Weekly News #2
New information on Facebook’s user data misuse causes a $30 billion market-value loss. US senators propose the Data Care Act to regulate privacy across the 50 states. Reporting data breaches is now mandatory in Canada. The Department of Health and Human Services wants to modify HIPAA.
Facebook lost $30 billion in market value after the New York Times published on December 18 documents detailing different agreements that Facebook had with companies like Microsoft, Netflix, Spotify, Amazon, and Yahoo to access Facebook users’ data. For example, Netflix and Spotify could read users’ private messages. However, that was not everything. On December 14, Facebook notified its users of a bug in the Photo API that gave developers access to non-shared photos of 5.6 million users.
Pushed by the recent data breaches, 15 senators in the US proposed the Data Care Act on Wednesday to regulate privacy across the 50 states. The Data Care Act main guidelines are:
- Duty of Care – Must reasonably secure individual-identifying data and promptly inform users of data breaches that involve sensitive information;
- Duty of Loyalty – May not use individual-identifying data in ways that harm users;
- Duty of Confidentiality – Must ensure that the duties of care and loyalty extend to third parties when disclosing, selling, or sharing individual-identifying data;
- Federal and State Enforcement – A violation of the duties will be treated as a violation of an FTC rule with fine authority. States may also bring civil enforcement actions, but the FTC can intervene;
- Rulemaking Authority – FTC is granted rulemaking authority to implement the Act.

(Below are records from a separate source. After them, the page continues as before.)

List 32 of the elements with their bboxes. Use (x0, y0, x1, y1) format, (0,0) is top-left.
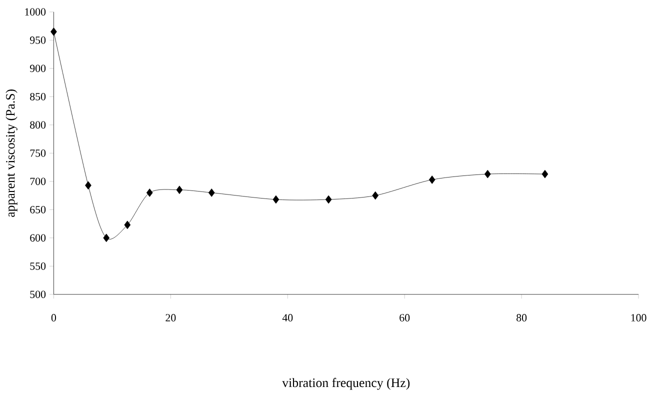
y-axis-title: apparent viscosity (Pa.S) (6, 90, 18, 218)
x-tick-label: 80 (516, 314, 527, 322)
point (85, 181, 92, 190)
point (146, 188, 153, 197)
y-tick-label: 500 (30, 290, 46, 298)
point (176, 186, 183, 194)
point (124, 220, 131, 230)
point (428, 176, 436, 184)
point (103, 234, 110, 242)
x-tick-label: 0 (51, 314, 56, 322)
y-tick-label: 1000 (25, 8, 46, 16)
y-tick-label: 600 (30, 234, 46, 242)
y-tick-label: 700 (30, 178, 46, 186)
point (272, 195, 280, 204)
point (484, 170, 491, 178)
y-tick-label: 800 (30, 121, 46, 129)
x-tick-label: 100 (631, 314, 646, 322)
y-tick-label: 650 (30, 206, 46, 214)
point (372, 191, 379, 200)
point (208, 188, 215, 197)
y-tick-label: 950 (30, 36, 46, 44)
x-tick-label: 60 (400, 314, 410, 322)
x-axis-title: vibration frequency (Hz) (282, 378, 410, 390)
point (542, 170, 548, 178)
y-tick-label: 550 (30, 262, 46, 270)
y-tick-label: 850 (30, 93, 46, 100)
y-tick-label: 750 (30, 150, 46, 157)
y-tick-label: 900 (30, 64, 46, 72)
x-tick-label: 20 (166, 314, 176, 322)
x-tick-label: 40 (282, 314, 293, 322)
point (325, 195, 332, 204)
point (50, 28, 57, 36)
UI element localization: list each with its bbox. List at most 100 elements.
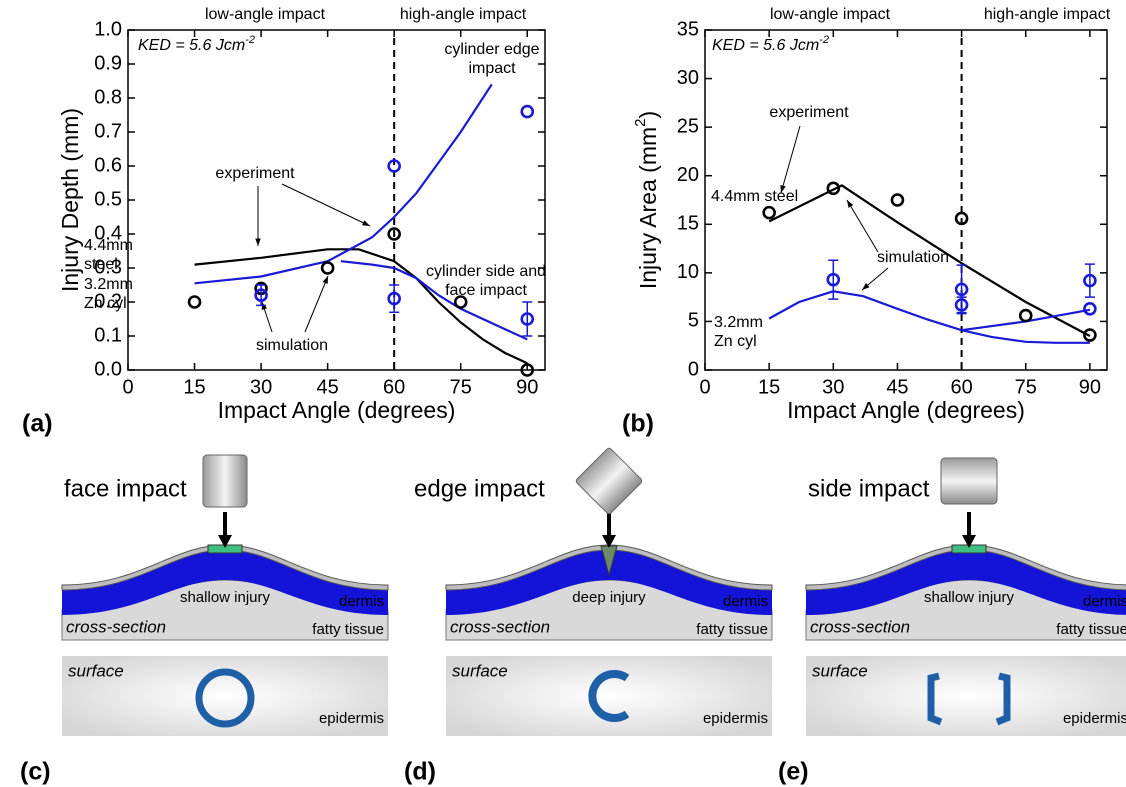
- data-point: [1083, 301, 1097, 316]
- data-point: [1083, 273, 1097, 288]
- annotation-text: experiment: [769, 104, 849, 121]
- annotation-sup: -2: [819, 34, 829, 46]
- y-axis-title-part: Injury Depth (mm): [57, 108, 83, 292]
- annotation: low-angle impact: [770, 6, 891, 23]
- annotation: KED = 5.6 Jcm-2: [138, 34, 255, 54]
- y-tick-label: 1.0: [94, 18, 122, 40]
- dermis-label: dermis: [339, 593, 384, 610]
- annotation: high-angle impact: [984, 6, 1111, 23]
- epidermis-label: epidermis: [1063, 710, 1126, 727]
- data-point: [762, 205, 776, 220]
- x-axis-title: Impact Angle (degrees): [787, 397, 1025, 423]
- section-label: cross-section: [450, 617, 550, 636]
- arrow-line: [281, 183, 371, 227]
- annotation: cylinder edge: [444, 41, 539, 58]
- annotation: 4.4mm steel: [711, 188, 798, 205]
- y-tick-label: 0.6: [94, 154, 122, 176]
- y-tick-label: 0.3: [94, 256, 122, 278]
- injury-label: deep injury: [572, 589, 646, 606]
- data-point: [1083, 328, 1097, 342]
- annotation-text: cylinder side and: [426, 263, 546, 280]
- annotation: face impact: [445, 282, 527, 299]
- data-point: [954, 298, 969, 312]
- annotation-text: high-angle impact: [400, 6, 527, 23]
- y-tick-label: 30: [677, 67, 699, 89]
- annotation-text: KED = 5.6 Jcm: [138, 37, 245, 54]
- annotation-text: simulation: [877, 249, 949, 266]
- injury-label: shallow injury: [180, 589, 271, 606]
- annotation: high-angle impact: [400, 6, 527, 23]
- surface-label: surface: [812, 661, 868, 680]
- dermis-label: dermis: [723, 593, 768, 610]
- data-point: [826, 272, 841, 287]
- annotation: experiment: [769, 104, 849, 121]
- fat-label: fatty tissue: [312, 621, 384, 638]
- epidermis-layer: [61, 544, 389, 591]
- annotation-text: impact: [468, 60, 516, 77]
- surface-injury: [588, 670, 630, 722]
- data-point: [954, 282, 969, 297]
- annotation-text: high-angle impact: [984, 6, 1111, 23]
- data-point: [826, 181, 841, 196]
- annotation: KED = 5.6 Jcm-2: [712, 34, 829, 54]
- arrow-head: [255, 238, 261, 246]
- dermis-layer: [806, 550, 1126, 615]
- data-point: [320, 261, 335, 275]
- panel-label: (b): [622, 410, 654, 438]
- annotation: simulation: [877, 249, 949, 266]
- annotation-text: low-angle impact: [770, 6, 891, 23]
- arrow-line: [780, 125, 801, 194]
- x-tick-label: 60: [383, 376, 405, 398]
- panel-label: (c): [20, 758, 51, 786]
- epidermis-layer: [805, 544, 1126, 591]
- panel-label: (d): [404, 758, 436, 786]
- error-bar: [389, 284, 400, 313]
- x-tick-label: 15: [758, 376, 780, 398]
- projectile: [940, 457, 998, 505]
- annotation-text: KED = 5.6 Jcm: [712, 37, 819, 54]
- arrow-head: [847, 200, 854, 208]
- x-tick-label: 60: [950, 376, 972, 398]
- y-axis-title-part: 2: [632, 119, 649, 127]
- annotation-text: simulation: [256, 337, 328, 354]
- arrow-head: [862, 283, 870, 290]
- annotation-text: Zn cyl: [84, 295, 127, 312]
- annotation-text: steel: [84, 256, 118, 273]
- annotation-text: 4.4mm steel: [711, 188, 798, 205]
- data-point: [520, 104, 535, 119]
- error-bar: [522, 301, 533, 337]
- annotation-text: 3.2mm: [84, 276, 133, 293]
- x-tick-label: 90: [516, 376, 538, 398]
- panel-label: (a): [22, 410, 53, 438]
- y-tick-label: 25: [677, 115, 699, 137]
- line-series: [194, 83, 493, 285]
- annotation: steel: [84, 256, 118, 273]
- section-label: cross-section: [66, 617, 166, 636]
- annotation: 4.4mm: [84, 237, 133, 254]
- y-tick-label: 5: [688, 310, 699, 332]
- annotation-text: 3.2mm: [714, 314, 763, 331]
- surface-view: [806, 656, 1126, 736]
- annotation: impact: [468, 60, 516, 77]
- annotation-text: cylinder edge: [444, 41, 539, 58]
- y-tick-label: 0.2: [94, 290, 122, 312]
- y-tick-label: 20: [677, 164, 699, 186]
- annotation: Zn cyl: [714, 333, 757, 350]
- x-tick-label: 0: [122, 376, 133, 398]
- surface-injury: [195, 668, 255, 728]
- annotation: low-angle impact: [205, 6, 326, 23]
- surface-label: surface: [68, 661, 124, 680]
- surface-injury: [995, 672, 1011, 726]
- y-tick-label: 0.9: [94, 52, 122, 74]
- data-point: [387, 291, 401, 306]
- y-tick-label: 15: [677, 213, 699, 235]
- line-series: [340, 260, 528, 341]
- error-bar: [256, 284, 267, 307]
- arrow-head: [780, 185, 786, 193]
- x-tick-label: 30: [250, 376, 272, 398]
- annotation: 3.2mm: [714, 314, 763, 331]
- error-bar: [828, 259, 839, 300]
- y-tick-label: 0.4: [94, 222, 122, 244]
- x-tick-label: 90: [1079, 376, 1101, 398]
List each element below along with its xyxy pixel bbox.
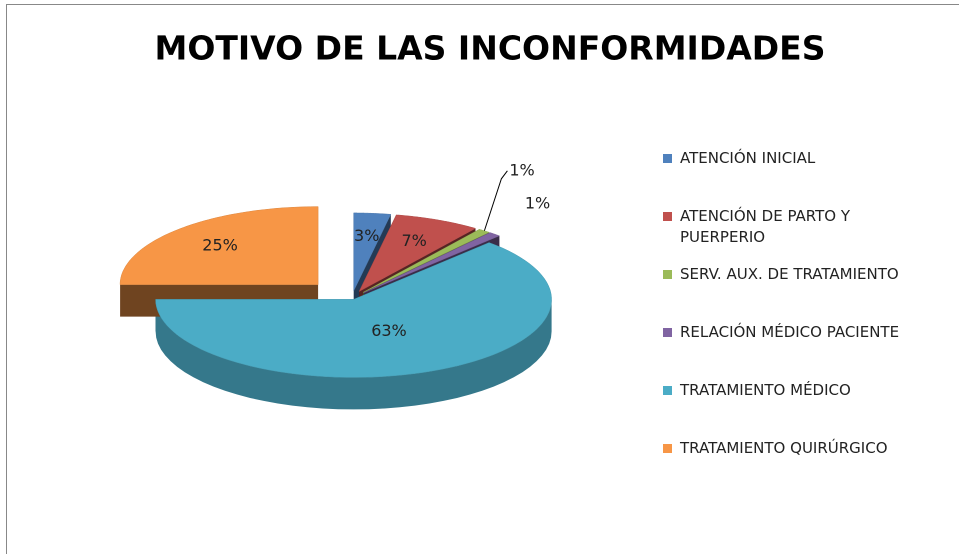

On November 1st, it became mandatory to notify data breaches in Canada. This is an important step for Canadian privacy regulation and is something that will require a shift in the operation of Canadian businesses because according to Statistics Canada only 10% of the businesses affected by a cyber attack reports it.
The Department of Health and Human Services (HHS) issued a Request For Information (RFI) for input on how to modify HIPAA on the following issues:
- Encouraging information-sharing for treatment and care coordination;
- Facilitating parental involvement in care;
- Addressing the opioid crisis and serious mental illness;
- Accounting for disclosures of protected health information for treatment, payment, and health care operations;
- Changing the current requirement for certain providers to make a good faith effort to obtain an acknowledgment of receipt of the Notice of Privacy Practices;
After having a 2018 plagued with data breaches and important privacy regulation (GDPR), we can expect that 2019 will be a year in which protecting privacy becomes a must for public and private organizations. SC magazine has eight privacy predictions for 2019, most of them revolve around regulations and their impact on the behavior of organizations and consumers.